For more information about stem cell transplantation, visit Stem Cell Transplantation Overview.
Treatment of Early-Stage MCL
Treatment of Stage I or Stage II MCL may involve radiation therapy, the types of drug therapies that are also used for advanced disease, or both radiation therapy and drug therapy. Because relatively few people are diagnosed with early-stage MCL, there is limited information available about which approach is most effective.

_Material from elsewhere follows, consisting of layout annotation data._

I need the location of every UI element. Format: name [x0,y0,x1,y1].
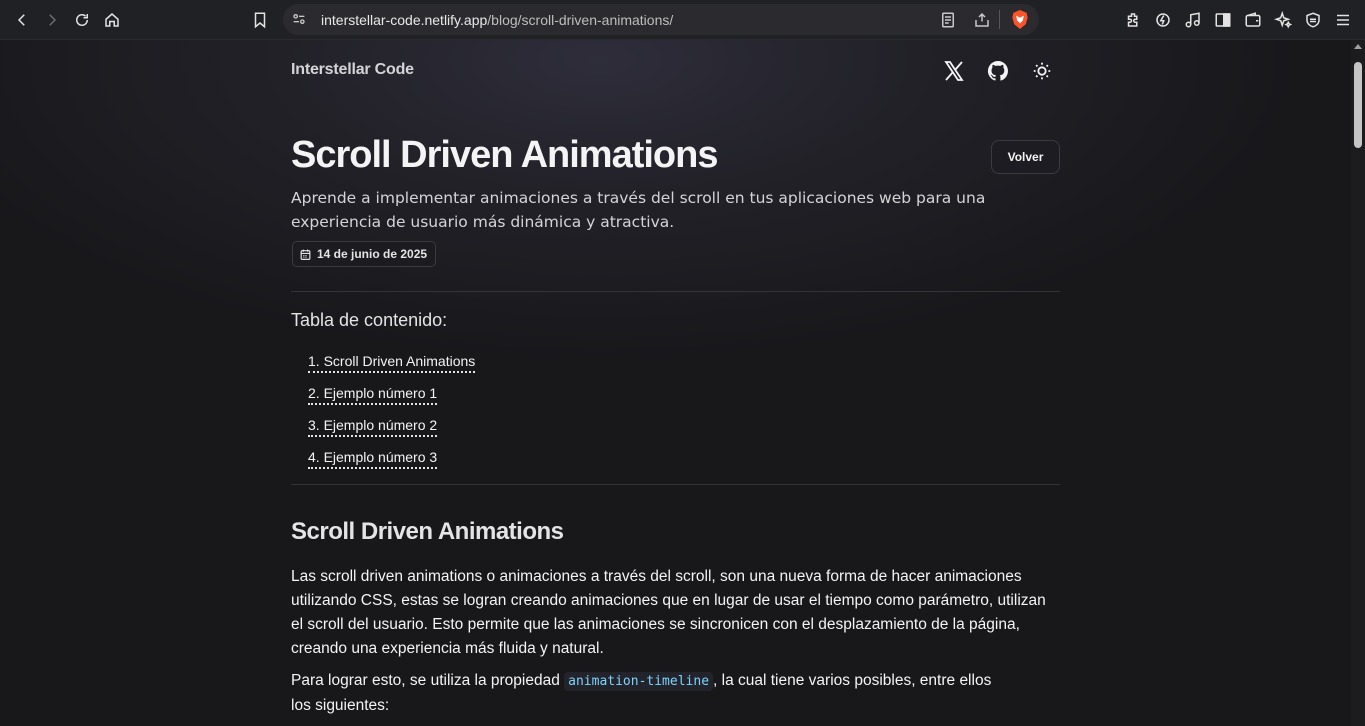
toc-link-ejemplo-2[interactable]: 3. Ejemplo número 2 [308,417,438,437]
sidebar-icon[interactable] [1212,9,1234,31]
date-badge: 14 de junio de 2025 [292,241,437,267]
site-info-icon[interactable] [291,11,307,27]
section-paragraph: Las scroll driven animations o animacion… [291,568,1046,657]
address-bar[interactable]: interstellar-code.netlify.app/blog/scrol… [283,4,1039,35]
toc-link-ejemplo-1[interactable]: 2. Ejemplo número 1 [308,385,438,405]
address-divider [999,10,1000,29]
forward-icon[interactable] [40,8,64,32]
paragraph-text: , la cual tiene varios posibles, entre e… [713,672,992,689]
reader-mode-icon[interactable] [939,11,957,29]
scrollbar-thumb[interactable] [1354,62,1362,148]
home-icon[interactable] [100,8,124,32]
page-title: Scroll Driven Animations [291,134,718,176]
bookmark-icon[interactable] [248,8,272,32]
menu-icon[interactable] [1332,9,1354,31]
github-icon[interactable] [986,59,1010,83]
share-icon[interactable] [973,11,991,29]
theme-toggle-sun-icon[interactable] [1031,60,1053,82]
toc-title: Tabla de contenido: [291,310,448,330]
vpn-shield-icon[interactable] [1302,9,1324,31]
wallet-icon[interactable] [1242,9,1264,31]
browser-toolbar: interstellar-code.netlify.app/blog/scrol… [0,0,1365,40]
speedreader-icon[interactable] [1152,9,1174,31]
inline-code: animation-timeline [564,672,714,691]
scroll-up-arrow-icon[interactable] [1354,44,1362,49]
page-content: Interstellar Code Scroll Driven Animatio… [0,40,1351,726]
paragraph-text: los siguientes: [291,697,390,714]
calendar-icon [300,249,311,260]
media-icon[interactable] [1182,9,1204,31]
date-text: 14 de junio de 2025 [317,247,428,261]
article-description: Aprende a implementar animaciones a trav… [291,189,986,231]
toc-link-scroll-driven-animations[interactable]: 1. Scroll Driven Animations [308,353,476,373]
scrollbar[interactable] [1351,40,1365,726]
back-button[interactable]: Volver [991,140,1060,174]
section-paragraph: Para lograr esto, se utiliza la propieda… [291,669,1053,718]
url-text[interactable]: interstellar-code.netlify.app/blog/scrol… [321,12,673,28]
x-twitter-icon[interactable] [942,59,966,83]
divider [291,291,1060,292]
brave-shields-icon[interactable] [1010,9,1030,30]
leo-ai-icon[interactable] [1272,9,1294,31]
reload-icon[interactable] [70,8,94,32]
toc-link-ejemplo-3[interactable]: 4. Ejemplo número 3 [308,449,438,469]
site-brand[interactable]: Interstellar Code [291,61,414,79]
extensions-icon[interactable] [1122,9,1144,31]
section-heading: Scroll Driven Animations [291,518,564,545]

Strategies to Improve Treatment
Because outcomes remain suboptimal for many people with MCL, researchers continue to develop and test new approaches to treatment. These new approaches include vaccines as well as many different types of drugs. Zevalin® (ibritumomab tiuxetan), for example, is a radioimmunotherapeutic. Radioimmunotherapy involves treatment with a radioactive substance linked to a monoclonal antibody. In the case of Zevalin, the antibody recognizes and binds to the CD20 protein found on the surface of B cells. The binding of the antibody delivers the radiation directly to the cancer. Zevalin has been approved for the treatment of patients with certain other types of non-Hodgkin lymphoma, and it is also producing promising results in studies of patients with MCL.5
Patients who are interested in participating in a clinical trial of new treatment approaches may wish to discuss the risks and benefits with their physician. Information about ongoing clinical trials is also available from the National Cancer Institute.
1 Shah BD, Martin P, Sotomayor EM. Mantle cell lymphoma: a clinically heterogeneous disease in need of tailored approaches. Cancer Control. 2012;19:227-235.
2 National Cancer Institute. What You Need to Know About™ Non-Hodgkin Lymphoma. 2008.
3 Leukemia and Lymphoma Society. Mantle Cell Lymphoma Facts. July 2012.
4 Vose JM. Mantle cell lymphoma: 2012 update on diagnosis, risk-stratification, and clinical management. American Journal of Hematology. 2012;87:605-609.
5 Smith MR, Li H, Gordon L et al. Phase II Study of Rituximab Plus Cyclophosphamide, Doxorubicin, Vincristine, and Prednisone Immunochemotherapy Followed by Yttrium-90–Ibritumomab Tiuxetan in Untreated Mantle-Cell Lymphoma: Eastern Cooperative Oncology Group Study E1499. Journal of Clinical Oncology. 2012;30:3119-3126.